Report predicts continued rebound and growth in franchising
The U.S. franchise industry posted a solid uptick in 2021, according to FRANdata’s 2022 Franchising Economic Outlook report. The total economic output that franchises generated in 2021 increased by 16.3%, to $787.7 billion. Several factors helped last year’s rebound: Covid-19 vaccines, government stimulus programs, pent-up demand for consumer goods, and massive household savings.
Franchising looks to continue its recovery in 2022 with help from an improving labor market and sustained buying urges by Americans. The report, which is released by the International Franchise Association but compiled independently, makes projections for 2022 and posts comparative figures for 2020 and 2021.
Franchise Growth in 2022
Franchises’ portion of the gross domestic product (GDP) will stay at 3% this year, a total of $501 billion, the FRANdata report predicts. Franchise growth in 2022 is likely to stabilize, with the industry expanding by 2.2%. That means the U.S. will have 792,014 franchise establishments, exceeding its 2021 total by 17,000.
The FRANdata report anticipated that the fastest-growing types of franchise businesses, in raw numbers, during 2022 would be in the personal-care sector, as U.S. consumers normalize their spending; its expansion will be at a rate of 3.1%. The commercial and residential services sector will be second, according to the report, with anticipated growth of 2.7%; the report attributed this spike to the strength of the housing market. Full-service restaurants should gain 2.5%; quick service restaurants QSRs, 2.1%; and lodging, 1.3%.
Texas is expected to see more franchise growth than any other state, according to the report. After Texas, the top 10 states in terms of net franchise locations gains will likely be Florida, Arizona, South Carolina, Idaho, Tennessee, North Carolina, Montana, Nebraska and Nevada.
U.S. Labor Market and Franchising
Total U.S. employment is still 3.6 million jobs short of pre-pandemic totals, the report says, because of reduced labor force participation. This has partly been driven by many workers voluntarily quitting (the so-called Great Resignation) and also by workers’ finding it impossible to work because of pandemic-induced reasons, such as childcare challenges or Covid-related health concerns. By year-end, the FRANdata report foresees an unemployment rate of approximately 3.5%, back to pre-pandemic levels.
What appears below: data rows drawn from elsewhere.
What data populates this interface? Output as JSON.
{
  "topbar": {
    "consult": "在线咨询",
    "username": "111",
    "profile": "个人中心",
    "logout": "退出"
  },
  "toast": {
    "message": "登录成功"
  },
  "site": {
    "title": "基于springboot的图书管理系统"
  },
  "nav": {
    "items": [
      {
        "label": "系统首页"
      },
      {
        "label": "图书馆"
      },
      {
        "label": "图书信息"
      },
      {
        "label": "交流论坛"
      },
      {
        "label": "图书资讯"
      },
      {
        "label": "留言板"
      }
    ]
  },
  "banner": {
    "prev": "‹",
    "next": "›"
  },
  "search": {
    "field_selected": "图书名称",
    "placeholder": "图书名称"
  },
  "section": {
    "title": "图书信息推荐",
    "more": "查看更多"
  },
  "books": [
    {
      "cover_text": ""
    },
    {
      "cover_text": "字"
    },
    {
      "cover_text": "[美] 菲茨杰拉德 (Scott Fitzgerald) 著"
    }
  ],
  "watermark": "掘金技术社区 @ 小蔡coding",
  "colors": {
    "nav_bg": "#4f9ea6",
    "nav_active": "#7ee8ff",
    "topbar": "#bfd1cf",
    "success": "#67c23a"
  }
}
In early 2021, franchise owners scrambled to find qualified workers to fill job openings, sometimes paying signing bonuses or paying candidates just to show up for interviews. Nevertheless, franchises hired 8.2 million employees by the end of 2021, adding a net 660,300 jobs.
The report’s overview of the U.S. labor market cites “an extraordinary year in 2021. With 6.4 million new jobs, more than any other year in history, the unemployment rate dropped to 3.9% in December of 2021, down significantly from the December 2020 rate of 6.7%, a trend likely to continue” in 2022.
Franchise Employment Gains
As you might expect, employment in franchise business segments most slammed by the pandemic in 2020 are those that are expected to rebound strongly this year. In 2020, employment in the lodging segment of franchising fell 32.6 percent, rebounded by 30.2% (estimated) in 2021 and should surge another 6.8 percent this year, the report stated. Personal services, which posted a negative 13.1% in employment during 2020, came back by 11% last year and should come up another 4.7% in 2022.
QSRs had a fall-off of 8.7% in 2020, but went positive by 5.2% (estimated) in 2021 and are projected to bump up 2.2% in 2022. Full-service restaurants went 17.4% negative in 2020, but rebounded by 14.9% (estimated) last year and should add 3.3% more employment this year.
Franchise workers at various levels saw their paychecks grow during 2021. Hourly workers saw 4.7% pay hikes; other employees’ compensation increased 9.2%. To take a deeper dive into the franchise industry’s growth, plus the firm numbers for 2020, estimates for 2021, and projections for this year, check out the 36-page FRANdata report.